175 Nobel Laureates Call on Iran to Release Swedish Resident Ahmadreza Djalali
In a letter addressing Iran’s ambassador to the UN, 175 Nobel laureates have called on the country’s authorities to release Iranian-born Swedish resident Ahmadreza Djalali, who says he has been imprisoned in Tehran for refusing to spy for the country’s Intelligence Ministry.
“As members of a group of people (and organizations) who, according to the will of Alfred Nobel are deeply committed to the greatest benefit to mankind, we cannot stay silent, when the life and work of a similarly devoted researcher as Iranian disaster medicine scholar Ahmadreza Djalali is threatened by a death sentence,” said the laureates’ statement, published by the Committee of Concerned Scientists on November 17, 2017.
“While the conditions of his detention and trial have already given reason to great concern, a document based on a handwritten text by Dr. Djalali has now raised the suspicion that it was his refusal to work for the Iranian Intelligence Services, which led to this unfair, flawed trial,” said the statement.
The letter was signed by laureates from the fields of science, medicine literature and peace, including by South African literature laureate J. M. Coetzee, American medicine laureate J. Michael Bishop, and Iranian peace laureate Shirin Ebadi.
On October 21, 2017, Judge Abolqasem Salavati of Branch 15 of the Revolutionary Court in Tehran sentenced Djalali to death based on the charge of “collaborating with a hostile government,” referring to Israel.
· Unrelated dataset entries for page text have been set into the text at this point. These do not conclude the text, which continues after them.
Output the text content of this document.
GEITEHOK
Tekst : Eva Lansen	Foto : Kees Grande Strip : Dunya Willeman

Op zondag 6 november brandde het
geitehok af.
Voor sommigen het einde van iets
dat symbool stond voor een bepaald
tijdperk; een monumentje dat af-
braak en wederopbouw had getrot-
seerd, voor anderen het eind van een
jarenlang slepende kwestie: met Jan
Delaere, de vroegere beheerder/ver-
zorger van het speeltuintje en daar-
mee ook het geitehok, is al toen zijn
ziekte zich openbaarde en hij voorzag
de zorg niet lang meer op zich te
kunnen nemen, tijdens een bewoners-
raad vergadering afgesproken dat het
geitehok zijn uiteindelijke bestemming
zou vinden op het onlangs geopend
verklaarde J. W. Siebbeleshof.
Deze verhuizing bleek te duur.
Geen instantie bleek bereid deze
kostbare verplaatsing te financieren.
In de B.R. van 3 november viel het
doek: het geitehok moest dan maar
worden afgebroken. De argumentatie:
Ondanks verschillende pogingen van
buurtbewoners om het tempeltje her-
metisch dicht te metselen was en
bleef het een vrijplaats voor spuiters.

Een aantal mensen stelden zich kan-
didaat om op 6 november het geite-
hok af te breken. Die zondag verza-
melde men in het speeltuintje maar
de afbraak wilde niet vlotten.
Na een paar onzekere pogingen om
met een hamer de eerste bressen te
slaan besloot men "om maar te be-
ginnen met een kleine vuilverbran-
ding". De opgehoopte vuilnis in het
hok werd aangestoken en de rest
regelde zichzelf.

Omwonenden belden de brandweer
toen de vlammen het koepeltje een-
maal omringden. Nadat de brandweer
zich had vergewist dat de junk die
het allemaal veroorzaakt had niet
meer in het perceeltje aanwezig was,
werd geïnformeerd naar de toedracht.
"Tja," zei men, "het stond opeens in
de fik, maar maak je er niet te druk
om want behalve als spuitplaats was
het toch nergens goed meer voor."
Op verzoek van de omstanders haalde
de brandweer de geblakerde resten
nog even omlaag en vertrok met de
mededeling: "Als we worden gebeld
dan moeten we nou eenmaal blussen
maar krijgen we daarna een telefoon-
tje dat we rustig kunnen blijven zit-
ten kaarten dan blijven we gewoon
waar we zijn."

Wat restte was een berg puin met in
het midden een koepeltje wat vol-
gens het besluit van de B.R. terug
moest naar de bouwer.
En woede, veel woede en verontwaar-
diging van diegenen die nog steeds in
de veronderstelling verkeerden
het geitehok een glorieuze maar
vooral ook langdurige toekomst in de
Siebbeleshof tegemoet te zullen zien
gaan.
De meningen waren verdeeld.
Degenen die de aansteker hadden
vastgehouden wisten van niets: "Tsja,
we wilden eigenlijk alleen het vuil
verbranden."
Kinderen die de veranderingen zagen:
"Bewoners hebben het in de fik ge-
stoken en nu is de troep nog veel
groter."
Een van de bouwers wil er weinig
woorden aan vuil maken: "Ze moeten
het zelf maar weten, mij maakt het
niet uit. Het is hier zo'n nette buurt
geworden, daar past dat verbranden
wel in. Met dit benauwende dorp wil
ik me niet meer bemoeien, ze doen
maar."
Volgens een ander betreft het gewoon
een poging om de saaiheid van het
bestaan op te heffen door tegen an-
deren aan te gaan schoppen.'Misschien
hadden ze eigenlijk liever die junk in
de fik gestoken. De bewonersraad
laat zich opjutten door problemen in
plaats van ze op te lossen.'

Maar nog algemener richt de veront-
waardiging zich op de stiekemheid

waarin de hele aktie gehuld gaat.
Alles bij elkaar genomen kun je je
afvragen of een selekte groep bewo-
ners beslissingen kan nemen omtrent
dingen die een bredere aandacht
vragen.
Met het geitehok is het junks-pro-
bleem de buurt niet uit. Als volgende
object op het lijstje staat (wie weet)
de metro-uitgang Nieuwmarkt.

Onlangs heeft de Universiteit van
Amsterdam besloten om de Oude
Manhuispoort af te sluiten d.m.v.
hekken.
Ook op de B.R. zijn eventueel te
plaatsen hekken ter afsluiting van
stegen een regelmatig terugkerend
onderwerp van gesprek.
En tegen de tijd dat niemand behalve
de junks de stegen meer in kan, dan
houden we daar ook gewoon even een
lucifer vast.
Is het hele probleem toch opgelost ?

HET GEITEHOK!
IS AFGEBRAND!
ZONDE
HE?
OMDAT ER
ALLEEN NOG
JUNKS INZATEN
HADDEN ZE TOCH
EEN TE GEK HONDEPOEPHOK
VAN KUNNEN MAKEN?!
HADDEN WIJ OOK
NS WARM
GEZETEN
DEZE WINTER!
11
Prior to receiving his sentence, Djalali had explained in a letter from Evin Prison that he had been detained in Iran because he had repeatedly refused to spy for the country’s intelligence and military establishment.
“During a trip to Iran in 2014, two people from a military center and the Intelligence Ministry met me. They asked me to cooperate with them to recognize and gather information/data (to spy) from the EU states, including their critical infrastructures, counter-terrorism and CBRNE capabilities, sensitive operational plans, and also research projects, relevant to terrorism and crisis. My answer was NO, and I told them that I am just a scientist, not a spy, and my scientific help to Iran’s academic centers comes from my love and commitment to my motherland,” wrote Djalali in the letter, the date of which is unknown.
He added: “They asked me to forget that meeting and the offer, and they assured me that there would not be any problem for me and I should continue my cooperation with Iran’s academic centers.”
Djalali was arrested by agents of Iran’s Intelligence Ministry on April 24, 2016, while visiting the country as a guest scholar after being officially invited by Tehran University.
Salavati, the judge assigned to Djalali’s case, has presided over many cases involving dual nationals, including Iranian-Americans Amir Hekmati, Saeed Abedini, and Jason Rezaian, who were released in January 2016 in a prisoner swap deal with the United States.
In all these cases, the victims were held without due process and sentenced to prison terms under vague or unspecified national security charges while being denied due process.
A non-practicing general medicine physician with a post-doctorate degree in emergency and disaster medicine, Djalali had previously traveled without problems to Iran on invite by several state organizations, including the Red Crescent Society of the Islamic Republic of Iran.